5. What you should do:

O.K., so you've gone down the list of symptoms. And according to the NIMH rules for frequency and duration, you think you have the classic symptoms of bipolar disorder. Now what?

You should see a health professional immediately, if not sooner. Here's why:

Because if you DO have a severe case of manic depression, then obviously your condition is in "remission" for now, and you are able to actually do something about it. Or if you have a milder case, you should still see a doctor who is trained in treating bipolar disorder anyway...
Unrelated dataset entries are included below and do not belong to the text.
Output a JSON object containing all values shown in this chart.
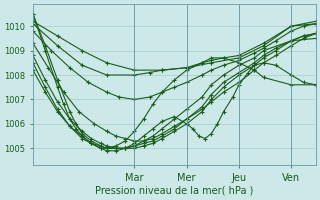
{
  "bg_color": "#cce8e8",
  "line_color": "#1a5c1a",
  "grid_color": "#aacccc",
  "ylabel_values": [
    1005,
    1006,
    1007,
    1008,
    1009,
    1010
  ],
  "ylim": [
    1004.3,
    1010.9
  ],
  "xlabel": "Pression niveau de la mer( hPa )",
  "xtick_labels": [
    "Mar",
    "Mer",
    "Jeu",
    "Ven"
  ],
  "xtick_positions": [
    0.33,
    0.5,
    0.67,
    0.84
  ],
  "xlim": [
    0.0,
    0.92
  ],
  "series": [
    {
      "x": [
        0.0,
        0.08,
        0.16,
        0.24,
        0.33,
        0.42,
        0.5,
        0.58,
        0.67,
        0.75,
        0.84,
        0.92
      ],
      "y": [
        1010.2,
        1009.6,
        1009.0,
        1008.5,
        1008.2,
        1008.2,
        1008.3,
        1008.5,
        1008.7,
        1009.2,
        1010.0,
        1010.1
      ]
    },
    {
      "x": [
        0.0,
        0.08,
        0.16,
        0.24,
        0.33,
        0.38,
        0.42,
        0.5,
        0.55,
        0.58,
        0.62,
        0.67,
        0.75,
        0.84,
        0.92
      ],
      "y": [
        1010.1,
        1009.2,
        1008.4,
        1008.0,
        1008.0,
        1008.1,
        1008.2,
        1008.3,
        1008.5,
        1008.6,
        1008.7,
        1008.8,
        1009.3,
        1010.0,
        1010.2
      ]
    },
    {
      "x": [
        0.0,
        0.06,
        0.12,
        0.18,
        0.24,
        0.28,
        0.33,
        0.38,
        0.42,
        0.46,
        0.5,
        0.55,
        0.58,
        0.62,
        0.67,
        0.72,
        0.75,
        0.79,
        0.84,
        0.88,
        0.92
      ],
      "y": [
        1009.8,
        1009.0,
        1008.3,
        1007.7,
        1007.3,
        1007.1,
        1007.0,
        1007.1,
        1007.3,
        1007.5,
        1007.7,
        1008.0,
        1008.2,
        1008.4,
        1008.6,
        1008.9,
        1009.1,
        1009.4,
        1009.8,
        1010.0,
        1010.1
      ]
    },
    {
      "x": [
        0.0,
        0.05,
        0.1,
        0.15,
        0.2,
        0.24,
        0.27,
        0.3,
        0.33,
        0.36,
        0.39,
        0.42,
        0.46,
        0.5,
        0.55,
        0.58,
        0.62,
        0.67,
        0.72,
        0.75,
        0.79,
        0.84,
        0.88,
        0.92
      ],
      "y": [
        1009.3,
        1008.3,
        1007.3,
        1006.5,
        1006.0,
        1005.7,
        1005.5,
        1005.4,
        1005.3,
        1005.3,
        1005.4,
        1005.6,
        1005.9,
        1006.2,
        1006.6,
        1006.9,
        1007.3,
        1007.7,
        1008.2,
        1008.5,
        1008.8,
        1009.2,
        1009.5,
        1009.7
      ]
    },
    {
      "x": [
        0.0,
        0.04,
        0.08,
        0.12,
        0.16,
        0.19,
        0.22,
        0.24,
        0.27,
        0.3,
        0.33,
        0.36,
        0.39,
        0.42,
        0.46,
        0.5,
        0.55,
        0.58,
        0.62,
        0.67,
        0.72,
        0.75,
        0.79,
        0.84,
        0.88,
        0.92
      ],
      "y": [
        1008.8,
        1007.8,
        1006.9,
        1006.2,
        1005.7,
        1005.4,
        1005.2,
        1005.1,
        1005.0,
        1005.0,
        1005.0,
        1005.1,
        1005.2,
        1005.4,
        1005.7,
        1006.0,
        1006.5,
        1007.0,
        1007.5,
        1008.0,
        1008.4,
        1008.7,
        1009.0,
        1009.4,
        1009.6,
        1009.7
      ]
    },
    {
      "x": [
        0.0,
        0.04,
        0.08,
        0.12,
        0.16,
        0.19,
        0.22,
        0.24,
        0.27,
        0.3,
        0.33,
        0.36,
        0.39,
        0.42,
        0.46,
        0.5,
        0.55,
        0.58,
        0.62,
        0.67,
        0.72,
        0.75,
        0.79,
        0.84,
        0.88,
        0.92
      ],
      "y": [
        1008.5,
        1007.5,
        1006.6,
        1005.9,
        1005.4,
        1005.2,
        1005.0,
        1005.0,
        1005.0,
        1005.0,
        1005.1,
        1005.2,
        1005.3,
        1005.5,
        1005.8,
        1006.2,
        1006.7,
        1007.2,
        1007.7,
        1008.1,
        1008.5,
        1008.8,
        1009.1,
        1009.4,
        1009.6,
        1009.7
      ]
    },
    {
      "x": [
        0.0,
        0.04,
        0.08,
        0.12,
        0.16,
        0.19,
        0.22,
        0.24,
        0.27,
        0.3,
        0.33,
        0.36,
        0.39,
        0.42,
        0.46,
        0.5,
        0.55,
        0.58,
        0.62,
        0.67,
        0.72,
        0.75,
        0.84,
        0.92
      ],
      "y": [
        1008.2,
        1007.3,
        1006.5,
        1005.9,
        1005.5,
        1005.2,
        1005.1,
        1005.0,
        1005.0,
        1005.0,
        1005.1,
        1005.3,
        1005.5,
        1005.8,
        1006.2,
        1006.6,
        1007.1,
        1007.6,
        1008.0,
        1008.4,
        1008.7,
        1009.0,
        1009.4,
        1009.5
      ]
    },
    {
      "x": [
        0.0,
        0.04,
        0.08,
        0.12,
        0.14,
        0.16,
        0.19,
        0.22,
        0.24,
        0.27,
        0.3,
        0.33,
        0.36,
        0.39,
        0.42,
        0.46,
        0.5,
        0.55,
        0.58,
        0.62,
        0.67,
        0.72,
        0.75,
        0.84,
        0.92
      ],
      "y": [
        1010.5,
        1009.2,
        1007.8,
        1006.5,
        1006.0,
        1005.6,
        1005.3,
        1005.1,
        1005.0,
        1005.1,
        1005.3,
        1005.7,
        1006.2,
        1006.8,
        1007.3,
        1007.8,
        1008.2,
        1008.5,
        1008.7,
        1008.7,
        1008.5,
        1008.2,
        1007.9,
        1007.6,
        1007.6
      ]
    },
    {
      "x": [
        0.0,
        0.04,
        0.08,
        0.1,
        0.12,
        0.14,
        0.16,
        0.19,
        0.22,
        0.24,
        0.27,
        0.3,
        0.33,
        0.36,
        0.39,
        0.42,
        0.46,
        0.5,
        0.52,
        0.54,
        0.56,
        0.58,
        0.6,
        0.62,
        0.65,
        0.67,
        0.7,
        0.72,
        0.75,
        0.79,
        0.84,
        0.88,
        0.92
      ],
      "y": [
        1010.5,
        1009.0,
        1007.5,
        1006.8,
        1006.2,
        1005.8,
        1005.5,
        1005.2,
        1005.0,
        1004.9,
        1004.9,
        1005.0,
        1005.2,
        1005.5,
        1005.8,
        1006.1,
        1006.3,
        1006.0,
        1005.8,
        1005.5,
        1005.4,
        1005.6,
        1006.0,
        1006.5,
        1007.1,
        1007.6,
        1008.1,
        1008.4,
        1008.5,
        1008.4,
        1008.0,
        1007.7,
        1007.6
      ]
    }
  ]
}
Because like diabetes or heart disease, true manic depression requires a lifelong treatment plan; the disease is never really "cured," but controlled. But you can still live a completely normal, happy life with the right treatment and a desire to be well.

6. The good news:

Just the fact that you are seeking information on the subject is a good sign, and bodes well for your treatment and recovery. If you are seeking information on bipolar disorder for someone you know or love, get them help as soon as possible. (You are doing a wonderful thing--thank you!!)

7. Important note on suicide:

People with symptoms of bipolar disorder are often suicidal. If you are feeling suicidal or know someone who is, call 911 or a doctor immediately. Do not allow yourself or the suicidal person to be left alone. And make darn sure that there is no access to instruments of suicide--like guns, medication, and so forth.